What happens when an individual, through various changes in life, has a need to change their first name?  For those who knew the individual before the change, ideas and characteristics are carried over to the new name.  Even if the changing individual wishes to leave certain parts behind, it is not up to them.  Barring extreme circumstances, there is no tabula rasa stage.  Only a hope in the changing individual that present and future actions and activities can make old perceptions fall into obsolescence.

As I am currently in transition, with progress moving along remarkably quickly but well, I also need to look ahead to changing my name.  I look back and know I did some things well, some things poorly, and some things were out of my control.  However, I’m not looking for a blank slate.  My past is mine, for better or worse, and it would be foolish and inappropriate to ignore.

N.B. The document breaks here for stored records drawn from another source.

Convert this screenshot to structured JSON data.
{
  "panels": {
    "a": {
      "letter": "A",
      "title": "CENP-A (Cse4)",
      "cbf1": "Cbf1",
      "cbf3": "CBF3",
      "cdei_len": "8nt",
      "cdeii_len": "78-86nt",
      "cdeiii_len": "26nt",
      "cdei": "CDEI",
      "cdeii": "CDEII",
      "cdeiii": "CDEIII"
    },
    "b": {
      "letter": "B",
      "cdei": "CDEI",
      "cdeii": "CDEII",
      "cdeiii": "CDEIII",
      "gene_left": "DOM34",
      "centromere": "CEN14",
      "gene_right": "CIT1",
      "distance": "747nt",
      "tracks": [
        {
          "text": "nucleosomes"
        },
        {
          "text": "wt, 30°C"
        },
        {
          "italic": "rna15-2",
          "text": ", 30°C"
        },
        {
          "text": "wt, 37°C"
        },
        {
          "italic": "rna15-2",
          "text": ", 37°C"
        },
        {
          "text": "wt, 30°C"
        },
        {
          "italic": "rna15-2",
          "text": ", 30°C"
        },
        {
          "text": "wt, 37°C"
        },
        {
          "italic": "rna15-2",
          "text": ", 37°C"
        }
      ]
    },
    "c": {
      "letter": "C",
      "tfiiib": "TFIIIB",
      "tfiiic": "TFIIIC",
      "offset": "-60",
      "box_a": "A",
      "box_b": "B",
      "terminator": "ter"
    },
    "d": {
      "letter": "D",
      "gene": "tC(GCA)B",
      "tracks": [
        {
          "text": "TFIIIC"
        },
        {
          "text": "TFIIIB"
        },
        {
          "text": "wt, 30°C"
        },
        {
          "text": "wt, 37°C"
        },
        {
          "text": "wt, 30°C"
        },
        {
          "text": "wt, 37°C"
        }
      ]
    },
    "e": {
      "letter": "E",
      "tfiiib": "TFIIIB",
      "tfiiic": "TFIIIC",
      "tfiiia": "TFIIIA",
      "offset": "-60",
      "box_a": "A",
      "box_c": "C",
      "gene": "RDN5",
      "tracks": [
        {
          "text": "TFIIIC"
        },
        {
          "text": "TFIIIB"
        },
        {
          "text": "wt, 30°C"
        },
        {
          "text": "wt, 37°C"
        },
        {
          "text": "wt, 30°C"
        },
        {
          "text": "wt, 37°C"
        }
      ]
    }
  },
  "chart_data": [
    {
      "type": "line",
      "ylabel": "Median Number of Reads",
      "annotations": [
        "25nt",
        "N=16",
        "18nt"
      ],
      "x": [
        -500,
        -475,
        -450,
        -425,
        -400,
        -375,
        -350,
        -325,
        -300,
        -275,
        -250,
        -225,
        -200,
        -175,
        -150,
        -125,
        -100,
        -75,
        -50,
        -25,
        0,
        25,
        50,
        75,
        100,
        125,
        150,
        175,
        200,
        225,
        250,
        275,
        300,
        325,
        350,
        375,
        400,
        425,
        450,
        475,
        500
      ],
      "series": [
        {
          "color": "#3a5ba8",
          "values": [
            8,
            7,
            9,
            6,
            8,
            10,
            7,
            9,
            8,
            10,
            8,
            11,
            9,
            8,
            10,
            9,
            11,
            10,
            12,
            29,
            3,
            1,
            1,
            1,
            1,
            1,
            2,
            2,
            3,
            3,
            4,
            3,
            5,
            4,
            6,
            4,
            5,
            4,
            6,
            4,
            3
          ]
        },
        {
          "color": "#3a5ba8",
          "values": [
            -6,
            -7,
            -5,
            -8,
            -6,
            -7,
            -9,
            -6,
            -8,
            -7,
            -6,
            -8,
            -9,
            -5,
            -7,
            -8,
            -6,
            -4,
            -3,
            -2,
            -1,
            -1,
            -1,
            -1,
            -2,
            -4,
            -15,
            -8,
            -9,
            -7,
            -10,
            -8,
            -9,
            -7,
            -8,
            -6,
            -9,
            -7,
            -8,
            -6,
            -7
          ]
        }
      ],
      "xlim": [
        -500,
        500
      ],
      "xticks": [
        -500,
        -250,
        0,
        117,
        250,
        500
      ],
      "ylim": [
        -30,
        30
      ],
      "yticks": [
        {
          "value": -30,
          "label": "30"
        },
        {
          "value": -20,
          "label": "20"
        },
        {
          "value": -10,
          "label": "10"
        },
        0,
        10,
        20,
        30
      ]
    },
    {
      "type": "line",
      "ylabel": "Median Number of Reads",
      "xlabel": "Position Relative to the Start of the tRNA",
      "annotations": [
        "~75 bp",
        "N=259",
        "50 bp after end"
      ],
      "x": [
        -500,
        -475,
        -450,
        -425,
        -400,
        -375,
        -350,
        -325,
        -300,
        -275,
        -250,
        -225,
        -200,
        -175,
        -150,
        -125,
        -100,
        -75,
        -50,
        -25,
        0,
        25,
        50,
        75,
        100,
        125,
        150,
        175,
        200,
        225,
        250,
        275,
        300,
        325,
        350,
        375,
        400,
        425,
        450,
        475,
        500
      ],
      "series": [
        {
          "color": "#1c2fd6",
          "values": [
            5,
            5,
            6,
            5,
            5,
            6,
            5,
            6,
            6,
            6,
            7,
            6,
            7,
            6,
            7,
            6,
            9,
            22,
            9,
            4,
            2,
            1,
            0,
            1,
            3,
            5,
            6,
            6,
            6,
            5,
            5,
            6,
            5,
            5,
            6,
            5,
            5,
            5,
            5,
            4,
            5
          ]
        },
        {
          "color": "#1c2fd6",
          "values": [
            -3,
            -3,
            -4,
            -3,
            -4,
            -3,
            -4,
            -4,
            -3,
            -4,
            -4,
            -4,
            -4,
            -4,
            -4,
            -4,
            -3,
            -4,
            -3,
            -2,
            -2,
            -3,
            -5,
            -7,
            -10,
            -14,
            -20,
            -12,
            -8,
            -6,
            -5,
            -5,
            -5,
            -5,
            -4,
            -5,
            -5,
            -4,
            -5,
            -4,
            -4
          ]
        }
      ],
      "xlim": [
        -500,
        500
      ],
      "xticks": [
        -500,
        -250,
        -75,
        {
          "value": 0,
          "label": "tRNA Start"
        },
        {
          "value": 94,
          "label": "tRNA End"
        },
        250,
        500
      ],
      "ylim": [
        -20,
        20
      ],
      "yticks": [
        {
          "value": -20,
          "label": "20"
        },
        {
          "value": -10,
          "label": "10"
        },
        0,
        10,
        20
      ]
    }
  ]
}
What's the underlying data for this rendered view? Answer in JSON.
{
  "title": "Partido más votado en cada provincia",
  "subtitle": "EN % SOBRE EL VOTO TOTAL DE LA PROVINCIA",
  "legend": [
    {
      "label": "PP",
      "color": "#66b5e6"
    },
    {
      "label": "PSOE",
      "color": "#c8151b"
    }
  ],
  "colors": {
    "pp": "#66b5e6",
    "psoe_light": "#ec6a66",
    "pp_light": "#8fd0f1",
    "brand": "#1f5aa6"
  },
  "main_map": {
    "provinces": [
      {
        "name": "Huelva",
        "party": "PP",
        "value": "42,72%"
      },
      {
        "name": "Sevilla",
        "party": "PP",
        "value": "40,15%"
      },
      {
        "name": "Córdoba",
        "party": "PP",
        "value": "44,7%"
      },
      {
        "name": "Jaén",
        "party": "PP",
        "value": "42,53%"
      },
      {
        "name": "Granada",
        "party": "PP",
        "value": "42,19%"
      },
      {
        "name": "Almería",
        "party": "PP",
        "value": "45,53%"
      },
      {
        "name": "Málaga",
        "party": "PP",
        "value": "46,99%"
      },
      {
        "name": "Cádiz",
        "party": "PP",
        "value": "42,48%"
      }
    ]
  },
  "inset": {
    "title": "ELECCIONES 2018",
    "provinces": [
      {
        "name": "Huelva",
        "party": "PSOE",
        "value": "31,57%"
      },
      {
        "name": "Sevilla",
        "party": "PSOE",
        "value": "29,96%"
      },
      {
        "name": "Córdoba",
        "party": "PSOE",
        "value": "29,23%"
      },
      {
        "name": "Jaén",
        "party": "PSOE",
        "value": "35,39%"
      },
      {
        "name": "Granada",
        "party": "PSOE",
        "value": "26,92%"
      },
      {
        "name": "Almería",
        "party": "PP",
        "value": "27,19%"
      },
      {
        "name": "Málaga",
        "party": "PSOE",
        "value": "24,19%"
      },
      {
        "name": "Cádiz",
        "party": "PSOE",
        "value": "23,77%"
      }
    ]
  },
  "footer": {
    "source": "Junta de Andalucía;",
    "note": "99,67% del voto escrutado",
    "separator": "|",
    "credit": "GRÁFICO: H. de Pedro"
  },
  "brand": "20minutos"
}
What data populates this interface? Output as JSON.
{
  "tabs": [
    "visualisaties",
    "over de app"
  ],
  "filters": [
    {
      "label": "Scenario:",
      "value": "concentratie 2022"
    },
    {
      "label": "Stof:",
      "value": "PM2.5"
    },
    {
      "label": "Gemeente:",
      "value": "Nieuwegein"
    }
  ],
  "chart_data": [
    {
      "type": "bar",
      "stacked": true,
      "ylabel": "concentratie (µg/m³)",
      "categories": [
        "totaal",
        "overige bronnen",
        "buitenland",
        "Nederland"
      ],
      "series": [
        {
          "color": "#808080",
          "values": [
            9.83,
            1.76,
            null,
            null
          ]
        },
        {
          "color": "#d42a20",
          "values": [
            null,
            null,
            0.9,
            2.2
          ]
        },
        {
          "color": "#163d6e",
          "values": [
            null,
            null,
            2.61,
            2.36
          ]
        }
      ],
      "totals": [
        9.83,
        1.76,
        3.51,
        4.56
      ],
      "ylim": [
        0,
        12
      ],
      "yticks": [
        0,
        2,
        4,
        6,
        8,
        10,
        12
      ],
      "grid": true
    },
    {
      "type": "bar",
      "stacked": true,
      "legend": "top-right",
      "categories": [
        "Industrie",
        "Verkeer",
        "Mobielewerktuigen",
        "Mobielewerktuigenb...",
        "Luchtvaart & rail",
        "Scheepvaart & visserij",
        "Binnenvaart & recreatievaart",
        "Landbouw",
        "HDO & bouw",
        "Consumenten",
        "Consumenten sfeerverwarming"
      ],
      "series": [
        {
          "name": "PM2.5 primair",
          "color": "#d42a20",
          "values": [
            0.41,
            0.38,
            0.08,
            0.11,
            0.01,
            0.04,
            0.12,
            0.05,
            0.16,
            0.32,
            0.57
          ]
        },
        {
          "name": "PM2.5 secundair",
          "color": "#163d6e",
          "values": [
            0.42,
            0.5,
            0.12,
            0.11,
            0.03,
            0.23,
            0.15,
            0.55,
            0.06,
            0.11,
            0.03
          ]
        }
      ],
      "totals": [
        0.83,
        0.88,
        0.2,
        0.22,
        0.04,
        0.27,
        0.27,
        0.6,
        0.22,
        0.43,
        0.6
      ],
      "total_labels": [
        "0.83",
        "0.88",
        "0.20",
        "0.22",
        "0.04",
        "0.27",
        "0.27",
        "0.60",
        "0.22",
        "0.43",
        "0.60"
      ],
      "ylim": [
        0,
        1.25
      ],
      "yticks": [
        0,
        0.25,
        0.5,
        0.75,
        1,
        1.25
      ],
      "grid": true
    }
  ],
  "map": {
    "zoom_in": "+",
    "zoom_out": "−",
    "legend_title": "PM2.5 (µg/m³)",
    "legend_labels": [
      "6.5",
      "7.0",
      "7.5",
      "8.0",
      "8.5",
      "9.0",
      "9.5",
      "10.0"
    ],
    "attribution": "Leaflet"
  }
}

The official name change will be coming along sooner rather than later by all measures and appearances.  At that point, and indeed starting now with the introduction, I hope that folks will not forget the past many years.  I hope that folks don’t just erase and forget what I did throughout my relationship with them.  I hope that folks will understand.  I have a need to grow into a new name soon.  Right now, only a first name is decided.  The rest has changed around some recently, and there are ideas for what I’d like, but right now only the first name is final.  All three names will change in time, not to leave the past behind but more to show that the changes are that significant.

I cannot pretend to be able to control how I was seen in the past or will be seen in the future.  I can only try my best, and ask people to keep a close eye on me.  I have a lot to learn.